The Penitentiary Service substantiates the threat of interference with the transportation based on the information publicly disseminated by the State Security Service. Apart from the publicly available information, the Penitentiary Service did not cite any evidence of the reality of the realization of this risk. First of all, it is worth mentioning that lately, the State Security Service has been making particularly problematic statements. At all events, ensuring basic human rights must not be dependent on the Executive’s statements. Many circumstances require an assessment regarding the definitions of the Special Penitentiary Service and the justice system, in general. For example, the Special Penitentiary Service points out the obstruction of motor escorts through the creation of artificial traffic jams. The reality of that risk must be evaluated as well as why the Penitentiary Service does not provide escorts by other means of transport (Per Article 3 of the Rules Approved by the Order N149 of the Minister of Corrections and Probation of Georgia of October 19, 2015 “On Prisoner’s Escorting/Transferring Rules and Procedures”). Or, if there is an immediate risk of Saakashvili’s health deterioration, why is the relevant medical evidence not provided to the court.

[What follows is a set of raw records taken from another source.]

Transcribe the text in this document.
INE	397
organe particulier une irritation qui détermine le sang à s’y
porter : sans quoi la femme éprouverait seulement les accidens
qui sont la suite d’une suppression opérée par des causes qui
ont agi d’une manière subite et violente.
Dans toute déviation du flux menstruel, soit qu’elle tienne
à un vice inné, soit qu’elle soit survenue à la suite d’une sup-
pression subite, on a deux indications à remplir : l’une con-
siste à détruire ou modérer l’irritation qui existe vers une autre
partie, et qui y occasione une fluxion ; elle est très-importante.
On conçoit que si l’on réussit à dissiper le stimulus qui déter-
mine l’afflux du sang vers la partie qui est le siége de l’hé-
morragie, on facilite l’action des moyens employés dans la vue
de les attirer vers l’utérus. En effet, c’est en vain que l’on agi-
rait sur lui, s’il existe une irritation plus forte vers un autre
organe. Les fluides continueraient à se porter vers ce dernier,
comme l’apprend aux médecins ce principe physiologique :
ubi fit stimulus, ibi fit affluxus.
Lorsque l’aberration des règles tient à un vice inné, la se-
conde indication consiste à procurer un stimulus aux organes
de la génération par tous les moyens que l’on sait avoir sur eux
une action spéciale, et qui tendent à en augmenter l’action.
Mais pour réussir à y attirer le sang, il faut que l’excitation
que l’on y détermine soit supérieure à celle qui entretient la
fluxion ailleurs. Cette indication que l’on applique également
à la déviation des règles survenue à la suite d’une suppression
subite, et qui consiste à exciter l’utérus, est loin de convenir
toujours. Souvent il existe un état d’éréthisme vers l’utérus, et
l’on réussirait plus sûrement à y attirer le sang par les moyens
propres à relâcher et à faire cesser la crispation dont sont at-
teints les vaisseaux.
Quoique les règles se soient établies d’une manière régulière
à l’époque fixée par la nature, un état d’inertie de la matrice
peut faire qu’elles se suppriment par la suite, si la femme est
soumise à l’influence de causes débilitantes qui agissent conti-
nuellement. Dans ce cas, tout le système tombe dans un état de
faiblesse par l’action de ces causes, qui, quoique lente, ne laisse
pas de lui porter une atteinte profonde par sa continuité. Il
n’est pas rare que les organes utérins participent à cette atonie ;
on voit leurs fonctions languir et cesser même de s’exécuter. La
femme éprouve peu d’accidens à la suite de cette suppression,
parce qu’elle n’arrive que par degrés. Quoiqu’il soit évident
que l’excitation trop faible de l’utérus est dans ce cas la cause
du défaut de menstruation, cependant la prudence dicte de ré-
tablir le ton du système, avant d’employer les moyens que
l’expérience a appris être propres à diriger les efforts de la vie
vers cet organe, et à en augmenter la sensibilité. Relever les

Order N149 of the Minister of Corrections and Probation of Georgia of October 19, 2015 “On Prisoner’s Escorting/Transferring Rules and Procedures”, like many other legal acts does not allow the Penitentiary Service to review the Court’s request. Under Article 4 (a) of the Rules approved by the mentioned Order, escorts are carried out “for defendants/convicts to participate of in trial or procedural proceedings - at the request of the relevant court or the relevant authorized person of the Constitutional Court of Georgia, that does not require additional decisions”.


The attitude of the trial court


As mentioned above, three hearings have already been held in connection with the ongoing criminal cases against Mikheil Saakashvili.  All three cases were heard by different judges.  Based on the incomplete records of the hearings, the information provided by the parties, and the statement of the Tbilisi City Court regarding the November 10 hearing, we can assume that the trial judges avoided clarifying the issue. Although the law in all three cases required the defendant’s presence at the trials, the refusal of the Penitentiary Service was based on the same circumstances, and none of the judges took additional measures to thoroughly investigate the reasons for the defendant's absence from court.


The court requested the presence of the accused in all three cases, however, in none of the cases was it interested in the proper determination of the grounds for the refusal of the Penitentiary Service to comply with the request.


The court should not accept the refusal of the Executive to escort the accused as a well-known indisputable fact. The trial court must examine in depth the merits of the circumstances cited by the Penitentiary Service, and only then decide whether to adjourn the hearing or to hold it outside the courtroom. Naturally, the court is not able to ensure the accused physically being present in the court, however, it must legally assess the inaction of the Executive and set the appropriate legal consequences.


It is important to note that the Public Defender of Georgia also demands the inclusion of Mikheil Saakashvili at his trials and assesses his inability to participate in trials, to be a violation of the Constitution and the European Convention.


Assessment of IDFI


The Special Penitentiary Service, in violation of the requirements of the law, refers to abstract and vague circumstances and refuses to escort Mikheil Saakashvili at trials. Besides, we are under the impression that judges hearing the case are not taking reasonable measures to ensure the effective realization of the accused’s right to a fair trial and to limit the possible arbitrariness of the Executive.


Therefore, IDFI believes that the cases of Mikheil Saakashvili are still being considered in violation of the right to a fair trial of the accused. Mentioned harms not only the accused, but the reputation of the Court and the principle of publicity of trials, as well as establishes a dangerous precedent.